Lakers, Bynum has strained Achilles, not tear
Andrew Bynum saw a foot specialist Saturday and an MRI confirmed the center has a strained left Achilles tendon.
There is no tear of the tendon. Bynum will be re-evaluated in a week. The Lakers received some good news in regards to their injury prone center. Last year the Lakers won the championship without Bynum. Without Bynum, the Lakers sacrafice depth with Lamar Odom, being a starter versus coming off the bench.
“These are the type of things that look like they’re going to take some time,” Lakers coach Phil Jackson said. “We’re just hoping that the time is not extended.”
Bynum could not walk on the foot when he woke up Saturday morning without the assistance of a boot, according to Jackson.
Bynum said he felt relieved by the news that there was no tear.
“I just have a lot of pain in that area,” Bynum said. “I’ll be re-evaluated in a week. There’s really not too much to say until that really calms down.”
The Lakers will be in Houston in a week, preparing for the Rockets, the third game of their upcoming five-game road trip. Bynum will travel with the team rather than stay back and rehabilitate the injury in Los Angeles. Bynum said that he expected the re-evaluation to occur at the end of the road trip when the team returns to L.A. on April 1, meaning that Bynum will probably be out of the lineup for at least the next six games, counting the Lakers game against the Wizards at home Sunday.
Bynum says he is experiencing a lot of pain in his left leg from his calf muscle down to his Achilles. He is taking anti-inflammatory medicine, but is avoiding pain killers. He is also treating the injury with alternating ice and heat compression and laser therapy.
Jackson lauded Bynum’s positive outlook despite having to deal with yet another injury after having both of his last two seasons derailed by knee injuries.
“It wasn’t that bad,” Jackson said. “He’s a very optimistic young man.”
Bynum joked that he jinxed himself in a recent interview by talking about the success he’s had this season in staying virtually injury free but added, “I think I’ll be alright though, I should be good … I thought it was going to be worse and when they told me today it’s not as bad [as it could have been] I was happy.”
The 22-year old was starting to play his best basketball of the season, averaging 20.0 points, 10.3 rebounds and 2.0 blocks during the Lakers’ four-game winning streak coming into Friday’s game, but said he hasn’t let the timing of the injury get to him.
“I’m not frustrated,” Bynum said. “I just want to get back and play.”
The injury occurred near the start of the third quarter in the Lakers game against the Minnesota Timberwolves when Bynum was jogging back on defense.
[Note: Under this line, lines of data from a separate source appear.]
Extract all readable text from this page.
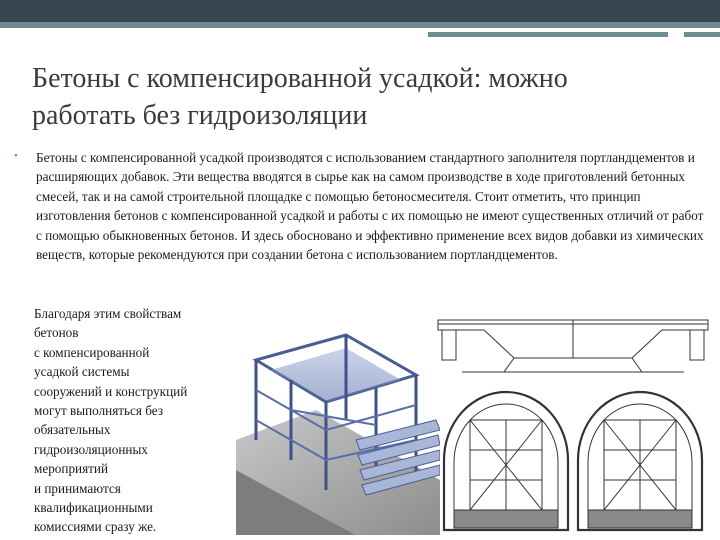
Бетоны с компенсированной усадкой: можно работать без гидроизоляции
• Бетоны с компенсированной усадкой производятся с использованием стандартного заполнителя портландцементов и расширяющих добавок. Эти вещества вводятся в сырье как на самом производстве в ходе приготовлений бетонных смесей, так и на самой строительной площадке с помощью бетоносмесителя. Стоит отметить, что принцип изготовления бетонов с компенсированной усадкой и работы с их помощью не имеют существенных отличий от работ с помощью обыкновенных бетонов. И здесь обосновано и эффективно применение всех видов добавки из химических веществ, которые рекомендуются при создании бетона с использованием портландцементов.

Благодаря этим свойствам
бетонов
с компенсированной
усадкой системы
сооружений и конструкций
могут выполняться без
обязательных
гидроизоляционных
мероприятий
и принимаются
квалификационными
комиссиями сразу же.
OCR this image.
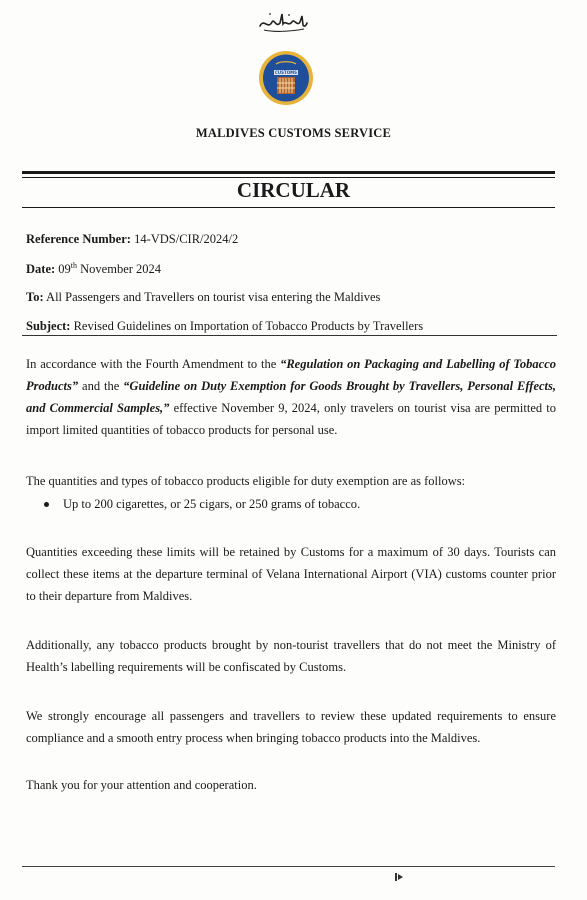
CUSTOMS
MALDIVES CUSTOMS SERVICE
CIRCULAR
Reference Number: 14-VDS/CIR/2024/2
Date: 09th November 2024
To: All Passengers and Travellers on tourist visa entering the Maldives
Subject: Revised Guidelines on Importation of Tobacco Products by Travellers
In accordance with the Fourth Amendment to the “Regulation on Packaging and Labelling of Tobacco Products” and the “Guideline on Duty Exemption for Goods Brought by Travellers, Personal Effects, and Commercial Samples,” effective November 9, 2024, only travelers on tourist visa are permitted to import limited quantities of tobacco products for personal use.
The quantities and types of tobacco products eligible for duty exemption are as follows:
Up to 200 cigarettes, or 25 cigars, or 250 grams of tobacco.
Quantities exceeding these limits will be retained by Customs for a maximum of 30 days. Tourists can collect these items at the departure terminal of Velana International Airport (VIA) customs counter prior to their departure from Maldives.
Additionally, any tobacco products brought by non-tourist travellers that do not meet the Ministry of Health’s labelling requirements will be confiscated by Customs.
We strongly encourage all passengers and travellers to review these updated requirements to ensure compliance and a smooth entry process when bringing tobacco products into the Maldives.
Thank you for your attention and cooperation.
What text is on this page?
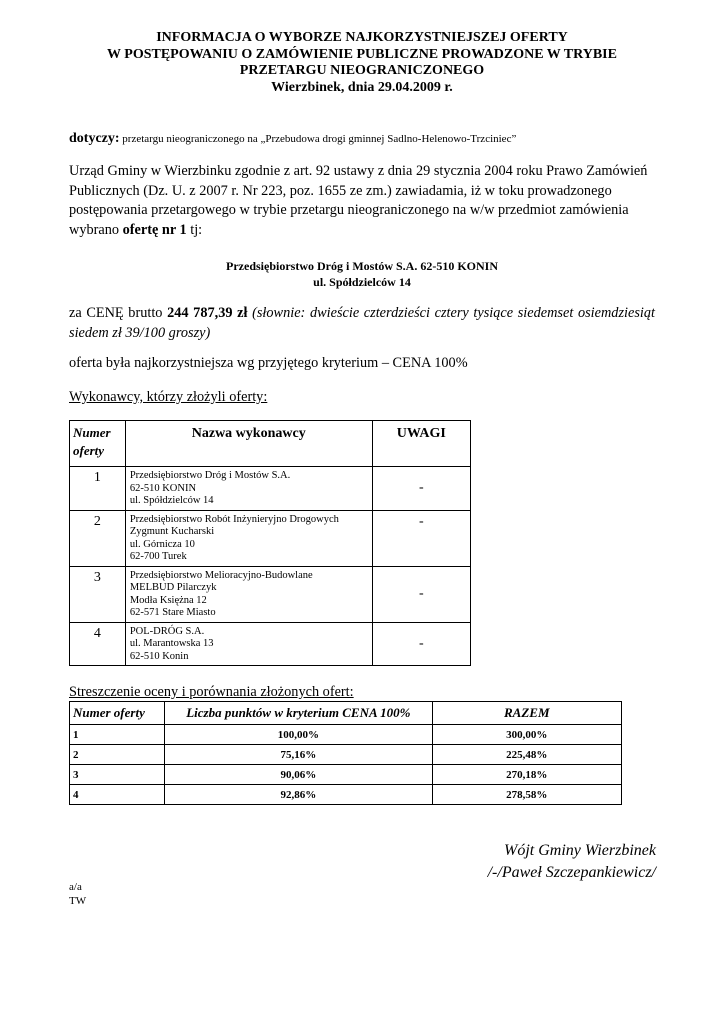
INFORMACJA O WYBORZE NAJKORZYSTNIEJSZEJ OFERTY
W POSTĘPOWANIU O ZAMÓWIENIE PUBLICZNE PROWADZONE W TRYBIE
PRZETARGU NIEOGRANICZONEGO
Wierzbinek, dnia 29.04.2009 r.
dotyczy: przetargu nieograniczonego na „Przebudowa drogi gminnej Sadlno-Helenowo-Trzciniec”
Urząd Gminy w Wierzbinku zgodnie z art. 92 ustawy z dnia 29 stycznia 2004 roku Prawo Zamówień Publicznych (Dz. U. z 2007 r. Nr 223, poz. 1655 ze zm.) zawiadamia, iż w toku prowadzonego postępowania przetargowego w trybie przetargu nieograniczonego na w/w przedmiot zamówienia wybrano ofertę nr 1 tj:
Przedsiębiorstwo Dróg i Mostów S.A. 62-510 KONIN
ul. Spółdzielców 14
za CENĘ brutto 244 787,39 zł (słownie: dwieście czterdzieści cztery tysiące siedemset osiemdziesiąt siedem zł 39/100 groszy)
oferta była najkorzystniejsza wg przyjętego kryterium – CENA 100%
Wykonawcy, którzy złożyli oferty:
Numer
oferty	Nazwa wykonawcy	UWAGI
1	Przedsiębiorstwo Dróg i Mostów S.A.
62-510 KONIN
ul. Spółdzielców 14	-
2	Przedsiębiorstwo Robót Inżynieryjno Drogowych
Zygmunt Kucharski
ul. Górnicza 10
62-700 Turek	-
3	Przedsiębiorstwo Melioracyjno-Budowlane
MELBUD Pilarczyk
Modła Księżna 12
62-571 Stare Miasto	-
4	POL-DRÓG S.A.
ul. Marantowska 13
62-510 Konin	-
Streszczenie oceny i porównania złożonych ofert:
Numer oferty	Liczba punktów w kryterium CENA 100%	RAZEM
1	100,00%	300,00%
2	75,16%	225,48%
3	90,06%	270,18%
4	92,86%	278,58%
Wójt Gminy Wierzbinek
/-/Paweł Szczepankiewicz/
a/a
TW
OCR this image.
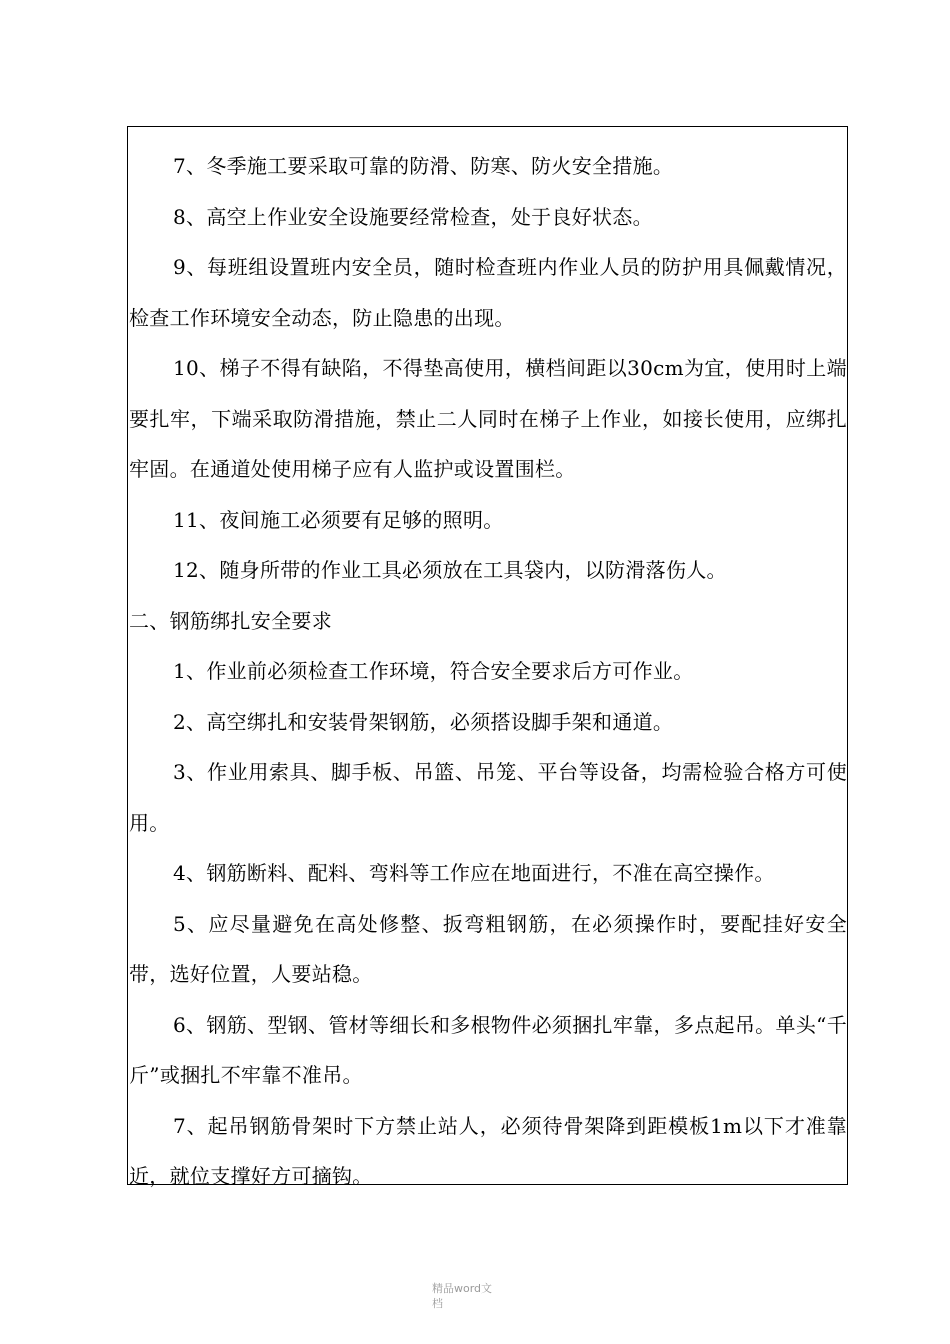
7、冬季施工要采取可靠的防滑、防寒、防火安全措施。

8、高空上作业安全设施要经常检查，处于良好状态。

9、每班组设置班内安全员，随时检查班内作业人员的防护用具佩戴情况，检查工作环境安全动态，防止隐患的出现。

10、梯子不得有缺陷，不得垫高使用，横档间距以30cm为宜，使用时上端要扎牢，下端采取防滑措施，禁止二人同时在梯子上作业，如接长使用，应绑扎牢固。在通道处使用梯子应有人监护或设置围栏。

11、夜间施工必须要有足够的照明。

12、随身所带的作业工具必须放在工具袋内，以防滑落伤人。

二、钢筋绑扎安全要求

1、作业前必须检查工作环境，符合安全要求后方可作业。

2、高空绑扎和安装骨架钢筋，必须搭设脚手架和通道。

3、作业用索具、脚手板、吊篮、吊笼、平台等设备，均需检验合格方可使用。

4、钢筋断料、配料、弯料等工作应在地面进行，不准在高空操作。

5、应尽量避免在高处修整、扳弯粗钢筋，在必须操作时，要配挂好安全带，选好位置，人要站稳。

6、钢筋、型钢、管材等细长和多根物件必须捆扎牢靠，多点起吊。单头“千斤”或捆扎不牢靠不准吊。

7、起吊钢筋骨架时下方禁止站人，必须待骨架降到距模板1m以下才准靠近，就位支撑好方可摘钩。

精品word文
档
Bynum said he ran up and down the court two more times with the injury before leaving the court.
“I walked off [the court], so it wasn’t that bad,” Bynum said. “It’s better than being carried off.”
Lakers sixth man Lamar Odom will step into the starting lineup in Bynum’s absence, but Odom is dealing with an injury of his own.
Odom has been playing with an aggravated left shoulder that he first injured 14 games ago when going up for a dunk against Boston’s Ray Allen.
“It’s something that I try to condition myself to play through,” Odom said.
Odom is treating the shoulder with a device called the H-Wave, which emits low-frequency electric stimulation and along with regular icing.
“The part that I hate about the injury the most is that when I go to call on it, it might not answer me,” Odom said. “I can go up with the basketball, make a strong move and then [the shoulder will] be like, ‘No, not this time.’ That’s the part that aggravates me the most about it.”
Odom said that he does not expect to shoot well or rebound well, adding, “But, I can still play basketball.” The 6-10 forward said he will wait for the offseason to seek out further medical attention for the shoulder.
“It looks like it’s going to be one of those things where he’s going to have to live with it for a while,” Jackson said. “We’ll just have to take him out in situations where there’s numbness — that’s what happens, his arm goes numb — so when that happens we’ll take him out.”
Odom said he will adjust his rebounding technique to pursue the ball using both hands and worked on right-handed moves with Pau Gasol to use when his shoulder renders his left arm ineffective.
“A good game or a bad game, I won’t blame it on [the shoulder],” Odom said. “It’s just the way it is … The thought process is the same. [We want to] go out there and finish these last 13 games really strong and prepare for the playoffs.”